Unit testing is the most established and effective method of testing software. Unit tests often give the fastest feedback to engineering teams and provide basic levels of confidence in the core functionality of small units of code.

Touca complements unit testing to provide higher levels of confidence in the impact of day to day code changes on the behavior and performance of larger system components across a much larger set of inputs.

Touca tests are slower to run but because they run continuously as part of the software development workflow, they often provide feedback before individual code changes are merged into the product, giving engineering teams increased confidence that their changes work as they expect.

Here is a typical unit test for a simple software workflow that takes the username of a student and provides basic information about them.

from datetime import date
from students import find_student

def test_find_student():
    alice = find_student("alice")
    assert alice.fullname == "Alice Anderson"
    assert alice.dob == date(2006, 3, 1)
    assert alice.gpa == 3.9

    bob = find_student("bob")
    assert bob.fullname == "Bob Brown"
    assert bob.dob == date(1996, 6, 30)
    assert bob.gpa == 3.8

    charlie = find_student("charlie")
    assert charlie.fullname == "Charlie Clark"
    assert charlie.dob == date(2003, 9, 19)
    assert charlie.gpa == 3.3

With unit testing, we call our code under test, once for each test input, and match its actual output against expected values that we hard-code as part of our test logic.

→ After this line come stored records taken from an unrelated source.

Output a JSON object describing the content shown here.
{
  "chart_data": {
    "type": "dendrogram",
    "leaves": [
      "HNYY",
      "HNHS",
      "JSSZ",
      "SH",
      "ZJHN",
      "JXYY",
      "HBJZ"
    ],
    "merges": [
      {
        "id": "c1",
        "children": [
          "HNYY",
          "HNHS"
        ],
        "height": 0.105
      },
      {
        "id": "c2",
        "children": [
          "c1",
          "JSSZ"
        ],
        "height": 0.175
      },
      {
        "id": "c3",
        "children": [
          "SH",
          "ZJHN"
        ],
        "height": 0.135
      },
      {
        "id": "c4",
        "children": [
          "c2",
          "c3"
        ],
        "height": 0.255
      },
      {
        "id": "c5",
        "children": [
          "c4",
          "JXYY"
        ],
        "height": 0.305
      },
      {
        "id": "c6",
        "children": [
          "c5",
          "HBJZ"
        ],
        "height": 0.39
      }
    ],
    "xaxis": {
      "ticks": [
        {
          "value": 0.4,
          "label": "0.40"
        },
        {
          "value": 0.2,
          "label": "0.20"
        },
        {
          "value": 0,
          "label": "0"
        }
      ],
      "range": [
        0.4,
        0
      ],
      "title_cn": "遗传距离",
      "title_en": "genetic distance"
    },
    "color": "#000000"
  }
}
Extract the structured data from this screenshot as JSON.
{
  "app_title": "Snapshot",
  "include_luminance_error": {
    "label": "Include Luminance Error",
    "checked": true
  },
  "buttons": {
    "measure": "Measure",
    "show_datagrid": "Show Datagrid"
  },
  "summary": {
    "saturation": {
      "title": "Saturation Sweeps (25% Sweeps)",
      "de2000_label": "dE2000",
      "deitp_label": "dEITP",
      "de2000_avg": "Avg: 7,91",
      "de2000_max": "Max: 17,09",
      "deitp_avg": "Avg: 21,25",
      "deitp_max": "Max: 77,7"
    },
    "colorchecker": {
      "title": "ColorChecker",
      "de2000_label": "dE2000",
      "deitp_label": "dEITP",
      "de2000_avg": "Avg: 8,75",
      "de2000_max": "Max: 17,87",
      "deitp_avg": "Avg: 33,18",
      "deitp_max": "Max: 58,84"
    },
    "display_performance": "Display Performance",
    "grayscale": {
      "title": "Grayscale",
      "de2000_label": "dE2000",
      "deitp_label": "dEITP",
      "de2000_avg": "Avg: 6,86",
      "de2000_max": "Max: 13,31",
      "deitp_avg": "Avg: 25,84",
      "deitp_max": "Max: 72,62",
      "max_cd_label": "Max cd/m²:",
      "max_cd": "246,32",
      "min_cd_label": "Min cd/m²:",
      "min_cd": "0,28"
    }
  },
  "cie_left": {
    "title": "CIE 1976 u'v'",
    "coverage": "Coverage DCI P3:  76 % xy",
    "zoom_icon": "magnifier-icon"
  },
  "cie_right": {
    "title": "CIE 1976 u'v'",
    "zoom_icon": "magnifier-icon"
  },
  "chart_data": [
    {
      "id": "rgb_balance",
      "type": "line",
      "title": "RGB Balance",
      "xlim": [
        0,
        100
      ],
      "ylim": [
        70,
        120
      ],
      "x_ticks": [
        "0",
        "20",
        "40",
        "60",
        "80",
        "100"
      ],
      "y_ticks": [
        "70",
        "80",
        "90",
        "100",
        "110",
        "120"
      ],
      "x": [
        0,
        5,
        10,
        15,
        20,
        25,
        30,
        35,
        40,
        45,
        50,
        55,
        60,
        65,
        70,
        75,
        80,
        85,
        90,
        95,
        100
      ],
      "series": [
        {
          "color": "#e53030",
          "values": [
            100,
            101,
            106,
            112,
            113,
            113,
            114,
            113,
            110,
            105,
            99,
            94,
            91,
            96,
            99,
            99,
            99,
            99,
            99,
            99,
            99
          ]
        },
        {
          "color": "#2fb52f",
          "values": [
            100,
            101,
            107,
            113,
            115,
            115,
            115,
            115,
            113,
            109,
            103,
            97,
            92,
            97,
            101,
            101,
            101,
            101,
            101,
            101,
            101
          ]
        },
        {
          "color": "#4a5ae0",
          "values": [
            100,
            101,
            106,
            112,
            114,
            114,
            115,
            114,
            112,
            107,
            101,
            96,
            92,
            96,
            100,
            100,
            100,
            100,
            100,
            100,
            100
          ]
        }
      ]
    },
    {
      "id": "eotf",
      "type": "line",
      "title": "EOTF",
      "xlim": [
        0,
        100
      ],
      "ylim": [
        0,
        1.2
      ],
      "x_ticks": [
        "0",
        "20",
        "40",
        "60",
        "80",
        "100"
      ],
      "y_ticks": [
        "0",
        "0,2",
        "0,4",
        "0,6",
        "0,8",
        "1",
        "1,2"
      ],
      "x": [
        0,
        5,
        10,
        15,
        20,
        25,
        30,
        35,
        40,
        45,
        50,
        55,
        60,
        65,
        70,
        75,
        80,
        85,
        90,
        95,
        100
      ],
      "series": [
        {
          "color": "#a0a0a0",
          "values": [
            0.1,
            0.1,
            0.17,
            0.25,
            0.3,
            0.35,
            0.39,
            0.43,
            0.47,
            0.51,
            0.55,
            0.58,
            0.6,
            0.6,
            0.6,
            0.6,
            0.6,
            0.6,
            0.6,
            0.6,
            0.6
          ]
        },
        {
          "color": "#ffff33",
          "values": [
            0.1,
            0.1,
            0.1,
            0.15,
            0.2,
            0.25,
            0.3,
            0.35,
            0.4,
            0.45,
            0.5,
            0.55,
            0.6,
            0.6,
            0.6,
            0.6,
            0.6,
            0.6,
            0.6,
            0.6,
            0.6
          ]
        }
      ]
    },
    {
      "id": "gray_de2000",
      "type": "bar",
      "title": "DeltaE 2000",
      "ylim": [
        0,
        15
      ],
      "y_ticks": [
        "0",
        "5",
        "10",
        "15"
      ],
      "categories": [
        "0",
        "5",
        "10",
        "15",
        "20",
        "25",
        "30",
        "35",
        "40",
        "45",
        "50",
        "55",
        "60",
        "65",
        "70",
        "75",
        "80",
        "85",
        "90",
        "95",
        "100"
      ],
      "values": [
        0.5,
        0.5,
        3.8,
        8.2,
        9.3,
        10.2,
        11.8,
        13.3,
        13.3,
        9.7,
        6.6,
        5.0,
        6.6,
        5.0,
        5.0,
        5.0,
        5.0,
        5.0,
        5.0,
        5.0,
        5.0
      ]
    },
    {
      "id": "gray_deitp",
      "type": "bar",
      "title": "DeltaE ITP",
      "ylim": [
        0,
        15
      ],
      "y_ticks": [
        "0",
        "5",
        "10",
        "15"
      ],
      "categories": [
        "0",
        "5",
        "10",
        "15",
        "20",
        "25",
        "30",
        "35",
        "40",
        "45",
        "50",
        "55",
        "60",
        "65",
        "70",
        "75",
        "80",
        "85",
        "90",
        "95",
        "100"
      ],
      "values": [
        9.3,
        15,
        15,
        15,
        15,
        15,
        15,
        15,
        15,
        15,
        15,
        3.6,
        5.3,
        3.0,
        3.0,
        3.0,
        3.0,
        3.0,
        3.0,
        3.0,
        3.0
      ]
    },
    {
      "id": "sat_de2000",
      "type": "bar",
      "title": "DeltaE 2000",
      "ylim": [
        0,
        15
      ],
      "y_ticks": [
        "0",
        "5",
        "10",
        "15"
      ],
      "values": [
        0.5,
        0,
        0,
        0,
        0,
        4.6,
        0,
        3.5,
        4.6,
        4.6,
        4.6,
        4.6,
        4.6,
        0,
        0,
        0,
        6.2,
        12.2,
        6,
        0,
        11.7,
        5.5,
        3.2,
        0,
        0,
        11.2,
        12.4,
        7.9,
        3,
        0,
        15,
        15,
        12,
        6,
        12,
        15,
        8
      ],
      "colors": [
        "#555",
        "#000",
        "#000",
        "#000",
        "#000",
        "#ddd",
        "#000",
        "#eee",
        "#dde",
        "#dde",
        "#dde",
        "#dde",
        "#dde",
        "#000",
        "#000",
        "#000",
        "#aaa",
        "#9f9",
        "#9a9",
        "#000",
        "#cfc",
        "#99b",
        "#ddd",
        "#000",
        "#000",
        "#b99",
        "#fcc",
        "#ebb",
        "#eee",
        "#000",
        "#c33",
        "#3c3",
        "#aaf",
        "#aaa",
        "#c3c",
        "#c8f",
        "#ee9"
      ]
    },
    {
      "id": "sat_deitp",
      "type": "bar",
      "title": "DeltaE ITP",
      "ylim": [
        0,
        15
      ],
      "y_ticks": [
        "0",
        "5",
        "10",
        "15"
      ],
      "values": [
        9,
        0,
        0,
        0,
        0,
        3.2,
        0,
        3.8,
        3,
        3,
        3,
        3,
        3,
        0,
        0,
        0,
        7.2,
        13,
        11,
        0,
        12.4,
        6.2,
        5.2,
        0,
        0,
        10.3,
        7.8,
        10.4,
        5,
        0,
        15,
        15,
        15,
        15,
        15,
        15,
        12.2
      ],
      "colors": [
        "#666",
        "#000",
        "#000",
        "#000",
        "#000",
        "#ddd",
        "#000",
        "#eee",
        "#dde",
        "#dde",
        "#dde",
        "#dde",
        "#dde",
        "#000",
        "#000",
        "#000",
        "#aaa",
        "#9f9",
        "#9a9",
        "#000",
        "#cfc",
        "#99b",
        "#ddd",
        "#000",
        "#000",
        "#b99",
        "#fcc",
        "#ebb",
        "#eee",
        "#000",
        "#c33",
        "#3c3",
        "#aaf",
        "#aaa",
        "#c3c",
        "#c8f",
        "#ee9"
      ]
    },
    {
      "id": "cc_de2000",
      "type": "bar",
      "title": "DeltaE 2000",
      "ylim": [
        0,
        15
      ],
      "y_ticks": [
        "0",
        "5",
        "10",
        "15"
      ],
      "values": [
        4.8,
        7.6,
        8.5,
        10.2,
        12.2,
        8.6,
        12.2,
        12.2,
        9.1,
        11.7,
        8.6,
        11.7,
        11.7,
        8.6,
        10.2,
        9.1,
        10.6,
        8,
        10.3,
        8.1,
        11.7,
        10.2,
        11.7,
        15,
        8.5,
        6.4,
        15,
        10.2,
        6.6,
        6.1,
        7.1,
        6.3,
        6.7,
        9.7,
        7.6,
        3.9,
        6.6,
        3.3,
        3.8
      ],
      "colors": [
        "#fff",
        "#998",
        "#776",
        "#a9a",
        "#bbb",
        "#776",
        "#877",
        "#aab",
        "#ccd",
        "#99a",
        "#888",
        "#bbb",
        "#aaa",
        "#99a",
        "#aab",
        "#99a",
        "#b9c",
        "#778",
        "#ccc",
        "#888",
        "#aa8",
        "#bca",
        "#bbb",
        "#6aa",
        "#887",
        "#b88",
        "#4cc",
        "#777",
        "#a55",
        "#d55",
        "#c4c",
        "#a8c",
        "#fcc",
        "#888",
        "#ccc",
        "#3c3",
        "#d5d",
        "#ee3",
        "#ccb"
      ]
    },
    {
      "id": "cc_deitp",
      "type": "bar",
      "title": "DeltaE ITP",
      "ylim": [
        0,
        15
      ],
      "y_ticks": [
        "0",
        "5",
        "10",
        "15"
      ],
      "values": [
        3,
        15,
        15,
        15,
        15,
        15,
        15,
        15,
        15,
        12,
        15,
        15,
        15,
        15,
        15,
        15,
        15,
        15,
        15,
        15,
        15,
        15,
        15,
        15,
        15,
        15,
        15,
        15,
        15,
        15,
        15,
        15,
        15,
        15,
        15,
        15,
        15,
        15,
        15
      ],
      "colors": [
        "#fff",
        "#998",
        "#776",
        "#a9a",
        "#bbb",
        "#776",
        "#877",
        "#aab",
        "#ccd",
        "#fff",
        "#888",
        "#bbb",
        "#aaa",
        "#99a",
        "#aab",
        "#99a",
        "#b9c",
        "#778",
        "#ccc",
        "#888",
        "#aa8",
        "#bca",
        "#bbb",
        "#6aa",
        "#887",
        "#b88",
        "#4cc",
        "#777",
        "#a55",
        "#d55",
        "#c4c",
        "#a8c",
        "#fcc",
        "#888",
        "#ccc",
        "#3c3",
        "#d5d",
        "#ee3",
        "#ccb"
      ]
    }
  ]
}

In the example above, our code under test has low intrinsic complexity and its input and output are simple enough that make it ideal for unit testing. But what if our software workflow took the profile picture of a student instead of their username? In that case:

We would need a large number of input images to gain confidence that our algorithm works correctly.
Describing the expected output for each image would be cumbersome.
When we make changes to our code under test, accurately reflecting those changes in our expected values would be time-consuming.

Here's a typical Touca test to address these challenges:

import touca
import computer_vision_model as code_under_test

def find_testcases():
    for file in Path("images").rglob("*.jpg"):
        yield file.stem

@touca.workflow(testcases=find_testcases)
def find_students(filename: str):
    profile_picture = Path("images").joinpath(filename).with_suffix(".jpg")
    student = code_under_test.predict(profile_picture)
    touca.check("fullname", student.fullname)
    touca.check("dob", student.dob)
    touca.check("gpa", student.gpa)

Unlike unit testing, Touca only captures the actual behavior and performance of our workflow and compares them against a previous trust version. This approach makes Touca test code decoupled from our test inputs, allowing us to scale the number of our test inputs without increasing the overall maintenance cost of our test.

Touca is very effective in addressing common problems in the following situations:

When we need to test our workflow with a large number of test cases with various characteristics.
When the output of our workflow is too complex, or too difficult to describe in our unit tests.
When interesting information to check for regression is not exposed through the interface of our workflow.